The red carpet is a place for extroverts. As an example, during their first interviews Jimmy Nesbitt and Martin Freeman seemed a little grudging (Martin still had his sunglasses on during the first interview, and while I gather that it was a hot sunny day, it’s just a little off-putting not to be able to see a celebrity’s face especially if that’s what you’re there to see) and their remarks sounded almost forced, like they were searching their memories for nice things to say. But two hours later, both of them were transformed. Jimmy warmly praised everything about Wellington, and his remarks seemed to flow from his heart. Martin was jubilant, almost like he was surfing on a wave of the crowd’s love.
The best “surfer” by far was Andy Serkis, who (probably because he knew what was coming) arrived cheerful and happy and escalated into unrestrained glee. He ran down the red carpet high-fiving members of the crowd who’d stuck their palms out for him to slap. He cheerfully honored a request to “do” Gollum, and came at the TV camera like he was going to eat Wellington whole. He must have a rock star’s appetite for attention, thriving on other people’s notice and goodwill.
And there was plenty of goodwill to go around. The crowd was huge and happy and generally seemed well-behaved. Most people had these big placemat sized sheets (at a distance, they looked a little like Thror’s Map, all aged yellow and bordered in sepia ink) that the stars could sign as they passed by. Maybe that’s what usually happens at premieres, but I don’t know because this is the first red carpet event I’ve ever seen.
But for introverts, I think the red carpet must be more like a gauntlet than a festival of love. In contrast to their more extroverted colleagues, Richard Armitage and Graham McTavish seemed happier and zingier at their very first interviews. Not that they weren’t pleasant, friendly, funny and unfailingly polite in all the interviews I saw them give—it is very hard for me to put into words why I thought they enjoyed themselves more the first time around.
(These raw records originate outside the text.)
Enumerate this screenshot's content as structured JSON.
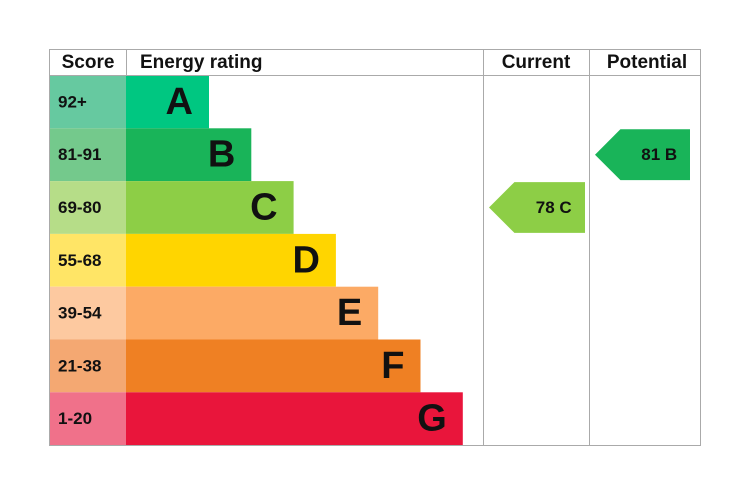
{
  "chart_data": {
    "type": "epc",
    "headers": [
      "Score",
      "Energy rating",
      "Current",
      "Potential"
    ],
    "bands": [
      {
        "range": "92+",
        "letter": "A",
        "color": "#00c781",
        "range_color": "#66c9a0"
      },
      {
        "range": "81-91",
        "letter": "B",
        "color": "#19b459",
        "range_color": "#74c98c"
      },
      {
        "range": "69-80",
        "letter": "C",
        "color": "#8dce46",
        "range_color": "#b6dd88"
      },
      {
        "range": "55-68",
        "letter": "D",
        "color": "#ffd500",
        "range_color": "#ffe566"
      },
      {
        "range": "39-54",
        "letter": "E",
        "color": "#fcaa65",
        "range_color": "#fdc9a0"
      },
      {
        "range": "21-38",
        "letter": "F",
        "color": "#ef8023",
        "range_color": "#f4a872"
      },
      {
        "range": "1-20",
        "letter": "G",
        "color": "#e9153b",
        "range_color": "#f0718a"
      }
    ],
    "current": {
      "value": 78,
      "label": "78 C",
      "color": "#8dce46"
    },
    "potential": {
      "value": 81,
      "label": "81 B",
      "color": "#19b459"
    }
  }
}
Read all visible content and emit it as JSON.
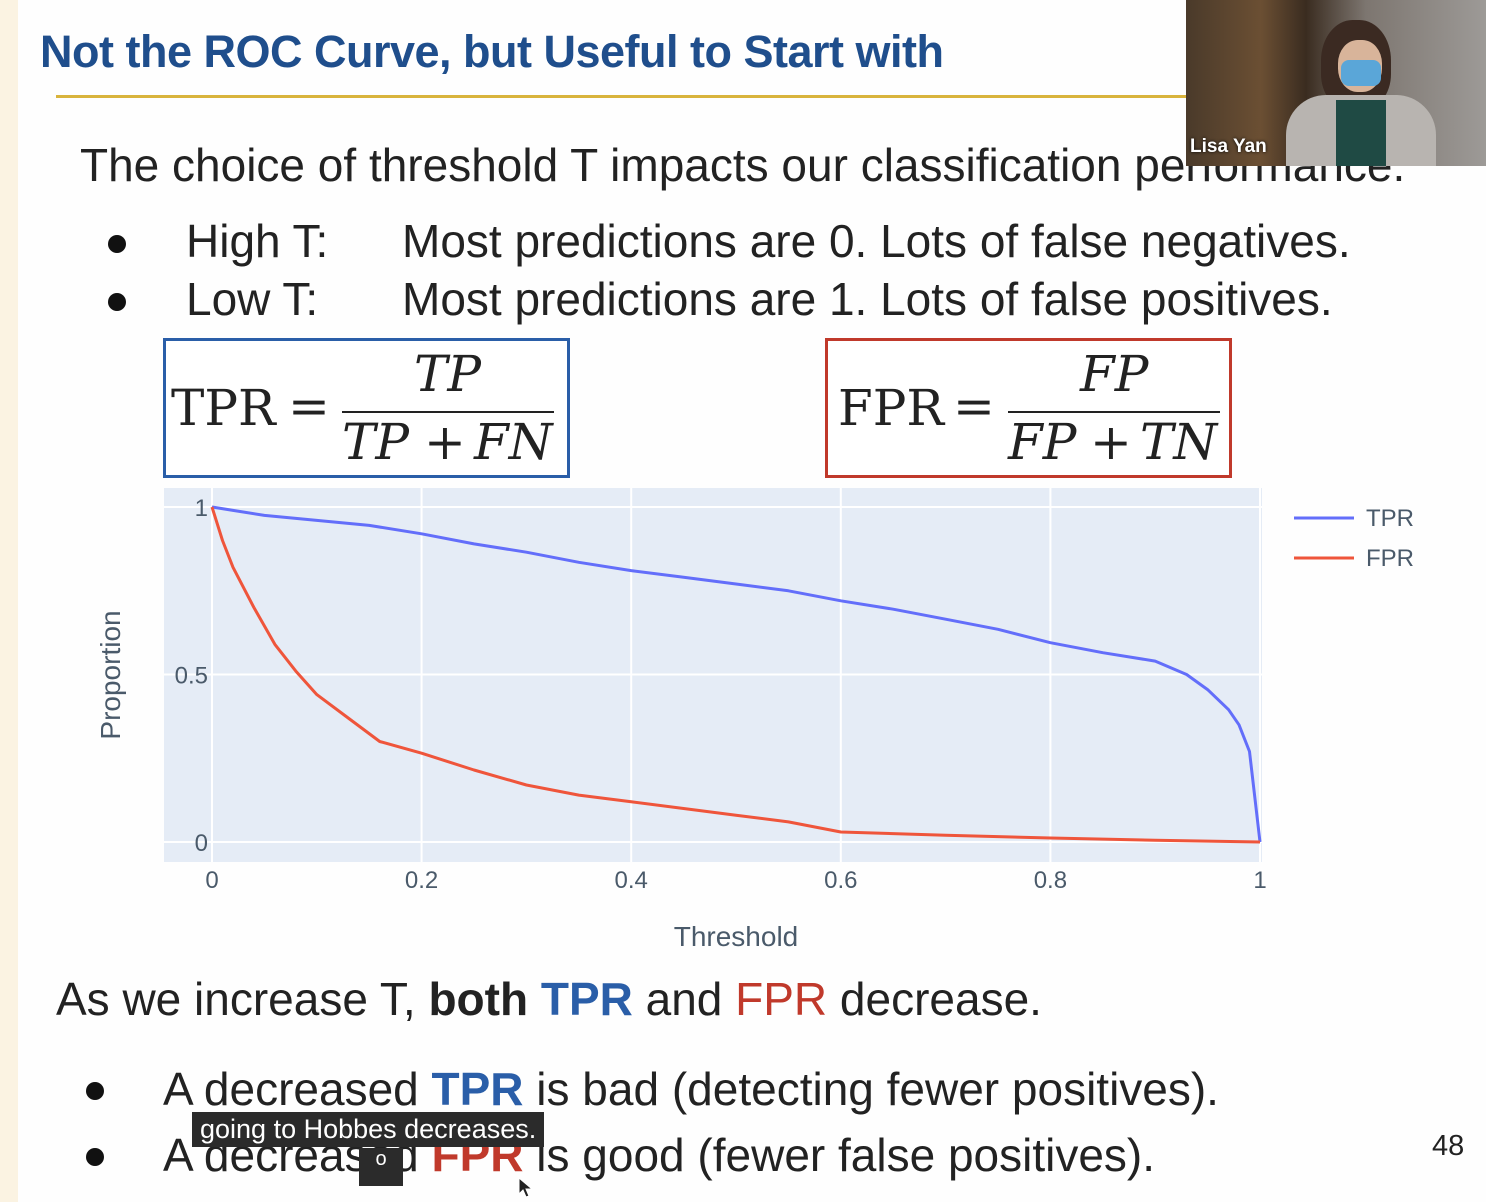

Since I think of myself as something of an introvert, I tried to imagine what my feelings would have been in that situation. The first thing I did was to wish I were an extrovert. Wouldn’t it be nice to relax and bask in all that attention, to just go with the flow of that overwhelming tide? Instead, I would probably feel that I had to meet that outpouring of emotion, counter it, control it, and give back in equal measure. That would be exhausting. Nobody can generate that much energy inside themselves.
Of course, that’s probably the wrong way to go about it—the red carpet can’t be a place for civilized give-and-take. It’s all about riding the emotion.
Well, it was fun to watch and seemed to go off without a hitch. Now I’m waiting to hear about the movie…Not that it would make any difference in terms of increasing my desire to see it multiple times. I couldn’t possibly want to watch this movie more.